Assuming everybody that bought a Xbox would have bought a GameCube has no basis in reality. We have no exact way of knowing what would have changed, but a 100% conversion rate is simply not on the cards. The main draw of the Xbox was shooters, multiplayer, DVD playback, newness and interested PC players. None of which the GameCube offered. The GameCubes main draw was Nintendo's offerings, so those who cared for it picked it up. The GameCube was also dirt cheap so I doubt cost was a factor. But 20 vs 30 million would have had little impact. The Wii would have still been the Wii and enjoyed the success it did.
In the end the decision that led to Nintendo focusing on handheld was to do with the failures of the Wii U and not the GameCube, arguing otherwise ignores the massive success of the Wii, which was a home console. But Nintendo going its own way has been on the cards since the 64, and abundantly clear with the Wii launch.

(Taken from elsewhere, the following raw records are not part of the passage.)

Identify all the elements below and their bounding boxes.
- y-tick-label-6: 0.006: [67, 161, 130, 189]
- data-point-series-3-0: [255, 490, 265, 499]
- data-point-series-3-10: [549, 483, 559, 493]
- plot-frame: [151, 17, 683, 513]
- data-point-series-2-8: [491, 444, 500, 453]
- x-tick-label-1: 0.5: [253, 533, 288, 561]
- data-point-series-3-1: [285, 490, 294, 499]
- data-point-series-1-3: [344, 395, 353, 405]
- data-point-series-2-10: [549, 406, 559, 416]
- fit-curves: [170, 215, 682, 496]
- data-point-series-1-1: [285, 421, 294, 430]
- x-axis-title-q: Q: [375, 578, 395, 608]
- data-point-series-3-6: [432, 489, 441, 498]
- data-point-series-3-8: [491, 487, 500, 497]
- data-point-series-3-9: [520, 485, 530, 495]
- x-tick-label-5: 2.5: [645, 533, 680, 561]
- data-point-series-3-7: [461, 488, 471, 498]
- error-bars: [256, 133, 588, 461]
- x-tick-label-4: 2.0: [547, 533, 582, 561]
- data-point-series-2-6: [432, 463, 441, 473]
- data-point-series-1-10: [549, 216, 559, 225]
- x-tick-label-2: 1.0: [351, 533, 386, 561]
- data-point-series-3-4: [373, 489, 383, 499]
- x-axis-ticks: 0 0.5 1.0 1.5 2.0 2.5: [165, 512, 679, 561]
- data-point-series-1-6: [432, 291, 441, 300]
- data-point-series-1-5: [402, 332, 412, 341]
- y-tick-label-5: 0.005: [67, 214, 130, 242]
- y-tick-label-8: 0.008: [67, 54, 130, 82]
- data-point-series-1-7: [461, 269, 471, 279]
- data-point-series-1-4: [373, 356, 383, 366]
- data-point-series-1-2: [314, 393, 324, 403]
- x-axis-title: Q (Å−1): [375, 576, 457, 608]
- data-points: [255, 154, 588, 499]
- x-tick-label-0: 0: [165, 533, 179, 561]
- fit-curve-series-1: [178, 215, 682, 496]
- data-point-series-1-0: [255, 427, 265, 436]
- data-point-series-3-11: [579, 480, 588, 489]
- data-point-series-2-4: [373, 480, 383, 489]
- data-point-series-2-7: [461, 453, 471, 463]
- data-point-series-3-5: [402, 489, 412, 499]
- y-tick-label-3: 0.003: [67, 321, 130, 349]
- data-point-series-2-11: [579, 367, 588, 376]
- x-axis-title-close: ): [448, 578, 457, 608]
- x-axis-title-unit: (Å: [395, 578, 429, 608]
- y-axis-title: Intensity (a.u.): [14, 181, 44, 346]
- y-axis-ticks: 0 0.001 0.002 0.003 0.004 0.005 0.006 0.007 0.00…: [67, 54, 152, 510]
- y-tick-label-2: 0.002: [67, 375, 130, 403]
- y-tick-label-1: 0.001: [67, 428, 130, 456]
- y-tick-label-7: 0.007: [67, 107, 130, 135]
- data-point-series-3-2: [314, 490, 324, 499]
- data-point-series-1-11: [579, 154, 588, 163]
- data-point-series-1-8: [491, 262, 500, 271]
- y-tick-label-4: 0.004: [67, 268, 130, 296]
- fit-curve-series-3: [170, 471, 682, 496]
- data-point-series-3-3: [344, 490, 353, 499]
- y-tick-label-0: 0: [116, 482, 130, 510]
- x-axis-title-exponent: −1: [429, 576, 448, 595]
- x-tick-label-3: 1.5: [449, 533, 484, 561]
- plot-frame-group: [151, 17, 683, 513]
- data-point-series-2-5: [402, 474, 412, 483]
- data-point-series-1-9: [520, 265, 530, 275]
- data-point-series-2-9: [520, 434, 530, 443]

As for the modern console space, Nintendo has zero incentive to actually move from the hybrid (mainly handheld) approach they have now. Having another console is just going to split development and sales with very little benefit. People buy Nintendo because it's Nintendo, not because they want to play CoD on it. With DLSS future Switch hardware will have little issues in displaying 4k content anyway in docked mode. The current approach for Nintendo clearly works for them, it combines the utter domination they have enjoyed in handhelds for over 30 years without needing to have a home console to split the playerbase.
With Nintendo not interested who else would bother and have the resources competing? Apple? Amazon? Google? All seem unlikely, especially with the failures in gaming that Amazon and Google have had.